Cuando ya tuvo todas sus “compras” listas,
arrancó de nuevo. En cada pueblo pequeño que encontraba a su paso revisaba
palmo a palmo todo para que no se le escapara otro ser vivo . Pero no había
nadie. Cada día se hacía más a la idea que no había nada más y que debía
hacerse a la idea de que así sería por el resto de sus días. Después de un mes
buscando otro ser humano, decidió que lo mejor era vivir su vida de la mejor
manera posible para así no tener que sufrir o arrepentirse cuando llegase el
momento de su inevitable muerte.
Hubiese querido ir lejos, muy lejos. Incluso
pensó en pilotar un avión pequeño para realizar su sueño pero se dio cuenta de
que no era factible. Nunca sabría si en verdad había aprendido a pilotar bien,
solo estando allí dentro. Y si moría en un accidente aeronáutico sería, en su opinión,
el mayor desperdicio de su tiempo en la Tierra. Así que lo que hizo fue seguir
conduciendo y explorar cada rincón que pudo visitar. Cruzaba fronteras internas
y externas. Iba a lugares fríos y calientes Trataba de hacer lo mejor para
disfrutar lo que el mundo todavía tenía que ofrecer.
Un mes vivía en una
cabaña construida a mano en un hermoso bosque donde siempre hacía más frío que
calor. Sin embargo las noches, que parecían no durar mucho, eran un poco más
duras de lo normal y debía entonces abrigarse más de la cuenta. Fue por eso que
al mes siguiente decidió quedarse en la más linda cabaña de playa que jamás
hubiese visto. Seguramente alguien muy rico la había disfrutado en el pasado.

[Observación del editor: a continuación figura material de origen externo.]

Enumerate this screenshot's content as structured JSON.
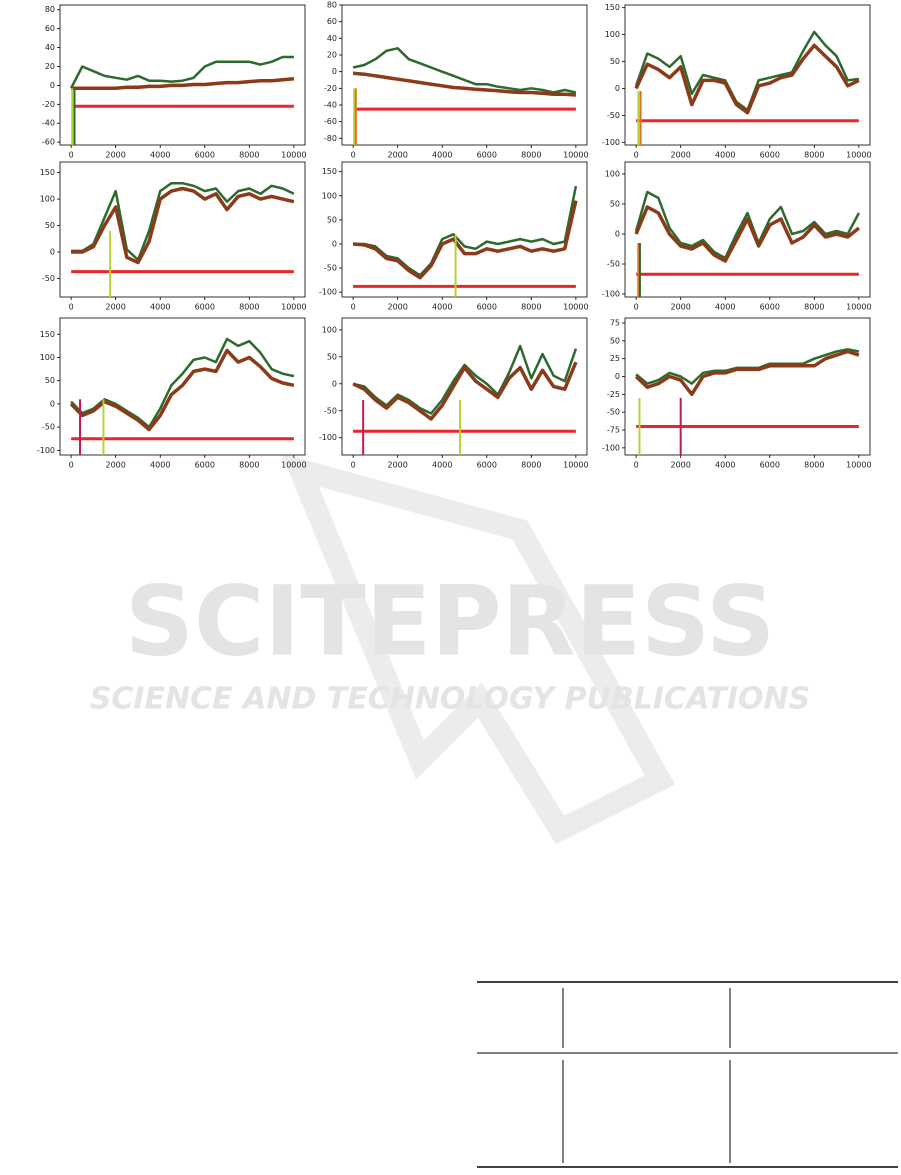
{
  "watermark": {
    "title": "SCITEPRESS",
    "subtitle": "SCIENCE AND TECHNOLOGY PUBLICATIONS"
  },
  "chart_data": [
    {
      "type": "line",
      "x": [
        0,
        500,
        1000,
        1500,
        2000,
        2500,
        3000,
        3500,
        4000,
        4500,
        5000,
        5500,
        6000,
        6500,
        7000,
        7500,
        8000,
        8500,
        9000,
        9500,
        10000
      ],
      "xlim": [
        -500,
        10500
      ],
      "xticks": [
        0,
        2000,
        4000,
        6000,
        8000,
        10000
      ],
      "ylim": [
        -63,
        85
      ],
      "yticks": [
        -60,
        -40,
        -20,
        0,
        20,
        40,
        60,
        80
      ],
      "series": [
        {
          "color": "#2d6a2e",
          "values": [
            -3,
            20,
            15,
            10,
            8,
            6,
            10,
            5,
            5,
            4,
            5,
            8,
            20,
            25,
            25,
            25,
            25,
            22,
            25,
            30,
            30
          ]
        },
        {
          "color": "#8b3a1a",
          "values": [
            -3,
            -3,
            -3,
            -3,
            -3,
            -2,
            -2,
            -1,
            -1,
            0,
            0,
            1,
            1,
            2,
            3,
            3,
            4,
            5,
            5,
            6,
            7
          ]
        }
      ],
      "hline": {
        "y": -22,
        "x0": 100,
        "x1": 10000,
        "color": "#e8262a"
      },
      "vlines": [
        {
          "x": 50,
          "top": -3,
          "color": "#b5d334"
        },
        {
          "x": 150,
          "top": -3,
          "color": "#2d6a2e"
        }
      ]
    },
    {
      "type": "line",
      "x": [
        0,
        500,
        1000,
        1500,
        2000,
        2500,
        3000,
        3500,
        4000,
        4500,
        5000,
        5500,
        6000,
        6500,
        7000,
        7500,
        8000,
        8500,
        9000,
        9500,
        10000
      ],
      "xlim": [
        -500,
        10500
      ],
      "xticks": [
        0,
        2000,
        4000,
        6000,
        8000,
        10000
      ],
      "ylim": [
        -88,
        80
      ],
      "yticks": [
        -80,
        -60,
        -40,
        -20,
        0,
        20,
        40,
        60,
        80
      ],
      "series": [
        {
          "color": "#2d6a2e",
          "values": [
            5,
            8,
            15,
            25,
            28,
            15,
            10,
            5,
            0,
            -5,
            -10,
            -15,
            -15,
            -18,
            -20,
            -22,
            -20,
            -22,
            -25,
            -22,
            -25
          ]
        },
        {
          "color": "#8b3a1a",
          "values": [
            -2,
            -3,
            -5,
            -7,
            -9,
            -11,
            -13,
            -15,
            -17,
            -19,
            -20,
            -21,
            -22,
            -23,
            -24,
            -25,
            -25,
            -26,
            -27,
            -27,
            -28
          ]
        }
      ],
      "hline": {
        "y": -45,
        "x0": 50,
        "x1": 10000,
        "color": "#e8262a"
      },
      "vlines": [
        {
          "x": 50,
          "top": -20,
          "color": "#b5d334"
        },
        {
          "x": 120,
          "top": -20,
          "color": "#e07020"
        }
      ]
    },
    {
      "type": "line",
      "x": [
        0,
        500,
        1000,
        1500,
        2000,
        2500,
        3000,
        3500,
        4000,
        4500,
        5000,
        5500,
        6000,
        6500,
        7000,
        7500,
        8000,
        8500,
        9000,
        9500,
        10000
      ],
      "xlim": [
        -500,
        10500
      ],
      "xticks": [
        0,
        2000,
        4000,
        6000,
        8000,
        10000
      ],
      "ylim": [
        -105,
        155
      ],
      "yticks": [
        -100,
        -50,
        0,
        50,
        100,
        150
      ],
      "series": [
        {
          "color": "#2d6a2e",
          "values": [
            5,
            65,
            55,
            40,
            60,
            -10,
            25,
            20,
            15,
            -25,
            -40,
            15,
            20,
            25,
            30,
            70,
            105,
            80,
            60,
            15,
            18
          ]
        },
        {
          "color": "#8b3a1a",
          "values": [
            0,
            45,
            35,
            20,
            40,
            -30,
            15,
            15,
            10,
            -30,
            -45,
            5,
            10,
            20,
            25,
            55,
            80,
            60,
            40,
            5,
            15
          ]
        }
      ],
      "hline": {
        "y": -60,
        "x0": 0,
        "x1": 10000,
        "color": "#e8262a"
      },
      "vlines": [
        {
          "x": 100,
          "top": -5,
          "color": "#b5d334"
        },
        {
          "x": 200,
          "top": -5,
          "color": "#e07020"
        }
      ]
    },
    {
      "type": "line",
      "x": [
        0,
        500,
        1000,
        1500,
        2000,
        2500,
        3000,
        3500,
        4000,
        4500,
        5000,
        5500,
        6000,
        6500,
        7000,
        7500,
        8000,
        8500,
        9000,
        9500,
        10000
      ],
      "xlim": [
        -500,
        10500
      ],
      "xticks": [
        0,
        2000,
        4000,
        6000,
        8000,
        10000
      ],
      "ylim": [
        -85,
        170
      ],
      "yticks": [
        -50,
        0,
        50,
        100,
        150
      ],
      "series": [
        {
          "color": "#2d6a2e",
          "values": [
            2,
            2,
            15,
            65,
            115,
            5,
            -15,
            40,
            115,
            130,
            130,
            125,
            115,
            120,
            95,
            115,
            120,
            110,
            125,
            120,
            110
          ]
        },
        {
          "color": "#8b3a1a",
          "values": [
            0,
            0,
            10,
            50,
            85,
            -10,
            -20,
            20,
            100,
            115,
            120,
            115,
            100,
            110,
            80,
            105,
            110,
            100,
            105,
            100,
            95
          ]
        }
      ],
      "hline": {
        "y": -37,
        "x0": 0,
        "x1": 10000,
        "color": "#e8262a"
      },
      "vlines": [
        {
          "x": 1750,
          "top": 40,
          "color": "#b5d334"
        }
      ]
    },
    {
      "type": "line",
      "x": [
        0,
        500,
        1000,
        1500,
        2000,
        2500,
        3000,
        3500,
        4000,
        4500,
        5000,
        5500,
        6000,
        6500,
        7000,
        7500,
        8000,
        8500,
        9000,
        9500,
        10000
      ],
      "xlim": [
        -500,
        10500
      ],
      "xticks": [
        0,
        2000,
        4000,
        6000,
        8000,
        10000
      ],
      "ylim": [
        -110,
        170
      ],
      "yticks": [
        -100,
        -50,
        0,
        50,
        100,
        150
      ],
      "series": [
        {
          "color": "#2d6a2e",
          "values": [
            0,
            0,
            -5,
            -25,
            -30,
            -50,
            -65,
            -40,
            10,
            20,
            -5,
            -10,
            5,
            0,
            5,
            10,
            5,
            10,
            0,
            5,
            120
          ]
        },
        {
          "color": "#8b3a1a",
          "values": [
            0,
            -2,
            -10,
            -30,
            -35,
            -55,
            -70,
            -45,
            0,
            10,
            -20,
            -20,
            -10,
            -15,
            -10,
            -5,
            -15,
            -10,
            -15,
            -10,
            90
          ]
        }
      ],
      "hline": {
        "y": -88,
        "x0": 0,
        "x1": 10000,
        "color": "#e8262a"
      },
      "vlines": [
        {
          "x": 4600,
          "top": 20,
          "color": "#b5d334"
        }
      ]
    },
    {
      "type": "line",
      "x": [
        0,
        500,
        1000,
        1500,
        2000,
        2500,
        3000,
        3500,
        4000,
        4500,
        5000,
        5500,
        6000,
        6500,
        7000,
        7500,
        8000,
        8500,
        9000,
        9500,
        10000
      ],
      "xlim": [
        -500,
        10500
      ],
      "xticks": [
        0,
        2000,
        4000,
        6000,
        8000,
        10000
      ],
      "ylim": [
        -105,
        120
      ],
      "yticks": [
        -100,
        -50,
        0,
        50,
        100
      ],
      "series": [
        {
          "color": "#2d6a2e",
          "values": [
            5,
            70,
            60,
            10,
            -15,
            -20,
            -10,
            -30,
            -40,
            0,
            35,
            -15,
            25,
            45,
            0,
            5,
            20,
            0,
            5,
            0,
            35
          ]
        },
        {
          "color": "#8b3a1a",
          "values": [
            0,
            45,
            35,
            0,
            -20,
            -25,
            -15,
            -35,
            -45,
            -10,
            25,
            -20,
            15,
            25,
            -15,
            -5,
            15,
            -5,
            0,
            -5,
            10
          ]
        }
      ],
      "hline": {
        "y": -67,
        "x0": 0,
        "x1": 10000,
        "color": "#e8262a"
      },
      "vlines": [
        {
          "x": 100,
          "top": -15,
          "color": "#e07020"
        },
        {
          "x": 170,
          "top": -15,
          "color": "#2d6a2e"
        }
      ]
    },
    {
      "type": "line",
      "x": [
        0,
        500,
        1000,
        1500,
        2000,
        2500,
        3000,
        3500,
        4000,
        4500,
        5000,
        5500,
        6000,
        6500,
        7000,
        7500,
        8000,
        8500,
        9000,
        9500,
        10000
      ],
      "xlim": [
        -500,
        10500
      ],
      "xticks": [
        0,
        2000,
        4000,
        6000,
        8000,
        10000
      ],
      "ylim": [
        -110,
        185
      ],
      "yticks": [
        -100,
        -50,
        0,
        50,
        100,
        150
      ],
      "series": [
        {
          "color": "#2d6a2e",
          "values": [
            5,
            -20,
            -10,
            10,
            0,
            -15,
            -30,
            -50,
            -10,
            40,
            65,
            95,
            100,
            90,
            140,
            125,
            135,
            110,
            75,
            65,
            60
          ]
        },
        {
          "color": "#8b3a1a",
          "values": [
            0,
            -25,
            -15,
            5,
            -5,
            -20,
            -35,
            -55,
            -25,
            20,
            40,
            70,
            75,
            70,
            115,
            90,
            100,
            80,
            55,
            45,
            40
          ]
        }
      ],
      "hline": {
        "y": -75,
        "x0": 0,
        "x1": 10000,
        "color": "#e8262a"
      },
      "vlines": [
        {
          "x": 400,
          "top": 10,
          "color": "#c2185b"
        },
        {
          "x": 1450,
          "top": 10,
          "color": "#b5d334"
        }
      ]
    },
    {
      "type": "line",
      "x": [
        0,
        500,
        1000,
        1500,
        2000,
        2500,
        3000,
        3500,
        4000,
        4500,
        5000,
        5500,
        6000,
        6500,
        7000,
        7500,
        8000,
        8500,
        9000,
        9500,
        10000
      ],
      "xlim": [
        -500,
        10500
      ],
      "xticks": [
        0,
        2000,
        4000,
        6000,
        8000,
        10000
      ],
      "ylim": [
        -132,
        122
      ],
      "yticks": [
        -100,
        -50,
        0,
        50,
        100
      ],
      "series": [
        {
          "color": "#2d6a2e",
          "values": [
            0,
            -5,
            -25,
            -40,
            -20,
            -30,
            -45,
            -55,
            -30,
            5,
            35,
            15,
            0,
            -20,
            20,
            70,
            10,
            55,
            15,
            5,
            65
          ]
        },
        {
          "color": "#8b3a1a",
          "values": [
            0,
            -10,
            -30,
            -45,
            -25,
            -35,
            -50,
            -65,
            -40,
            -5,
            30,
            5,
            -10,
            -25,
            10,
            30,
            -10,
            25,
            -5,
            -10,
            40
          ]
        }
      ],
      "hline": {
        "y": -88,
        "x0": 0,
        "x1": 10000,
        "color": "#e8262a"
      },
      "vlines": [
        {
          "x": 450,
          "top": -30,
          "color": "#c2185b"
        },
        {
          "x": 4800,
          "top": -30,
          "color": "#b5d334"
        }
      ]
    },
    {
      "type": "line",
      "x": [
        0,
        500,
        1000,
        1500,
        2000,
        2500,
        3000,
        3500,
        4000,
        4500,
        5000,
        5500,
        6000,
        6500,
        7000,
        7500,
        8000,
        8500,
        9000,
        9500,
        10000
      ],
      "xlim": [
        -500,
        10500
      ],
      "xticks": [
        0,
        2000,
        4000,
        6000,
        8000,
        10000
      ],
      "ylim": [
        -110,
        82
      ],
      "yticks": [
        -100,
        -75,
        -50,
        -25,
        0,
        25,
        50,
        75
      ],
      "series": [
        {
          "color": "#2d6a2e",
          "values": [
            3,
            -10,
            -5,
            5,
            0,
            -10,
            5,
            8,
            8,
            12,
            12,
            12,
            18,
            18,
            18,
            18,
            25,
            30,
            35,
            38,
            35
          ]
        },
        {
          "color": "#8b3a1a",
          "values": [
            0,
            -15,
            -10,
            0,
            -5,
            -25,
            0,
            5,
            5,
            10,
            10,
            10,
            15,
            15,
            15,
            15,
            15,
            25,
            30,
            35,
            30
          ]
        }
      ],
      "hline": {
        "y": -70,
        "x0": 0,
        "x1": 10000,
        "color": "#e8262a"
      },
      "vlines": [
        {
          "x": 150,
          "top": -30,
          "color": "#b5d334"
        },
        {
          "x": 2000,
          "top": -30,
          "color": "#c2185b"
        }
      ]
    }
  ]
}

Se sentía muy divertido poder vivir así.
Sin embargo, cada cierto tiempo, le ocurrían
unas duras depresiones. Era como si lo golpearan con un martillo llamado
realidad. Era muy doloroso tener que volver a pensar en todas las personas que
jamás vería, en todo lo hermoso del mundo que ya no existía. Los amaneceres duraban
un segundo y la belleza de la vida se había ido para ser reemplazado por un
mundo mucho más práctico a la hora de tomar decisiones. Podía hacer lo que
quisiera y aún así seguía poniéndose limites. Era algo extraño pero común en el
ser humano.
Los años pasaron, aunque nunca se supo con
claridad por donde y hacia donde. El caso es que se sentía muy viejo a pesar de
solo verse un poco mayor de lo que había estado en el momento en el que había
decidido irse de su ciudad. Era una situación muy extraña. Al buscar medicina
que le sirviera en las droguerías abandonadas por las que pasaba, se dio cuenta
que nada le servía. Era como si todo se deshiciera antes de consumirlo pero sin
que nada entrara en su cuerpo. No habían manera de evitar lo inevitable y al parecer
el momento había llegado.
Se acostó en la cama más confortable que pudo
encontrar y se sentó allí a esperar su muerte. La cama estaba de frente a un
enorme ventanal, en un hermoso apartamento ultramoderno. Cuando por fin sintió
que empezaba a irse, que el aire le faltaba y que su corazón parecía no poder
sostenerlo más, tuvo una extraña visión: de repente, cosas aparecían frente a
él. Eran como borrones en el aire. Cuando estuvo a un paso de la muerte, los
borrones se convirtieron en personas y se dio cuenta que ninguno de ellos jamás
se había ido. Su cuerpo y vida eran los que se habían acelerado tanto que los
había dejado de ver. Pero ya no más. En su último segundo, se dio cuenta de
todo y una última lágrima rodó por su mejilla, antes de volverse polvo.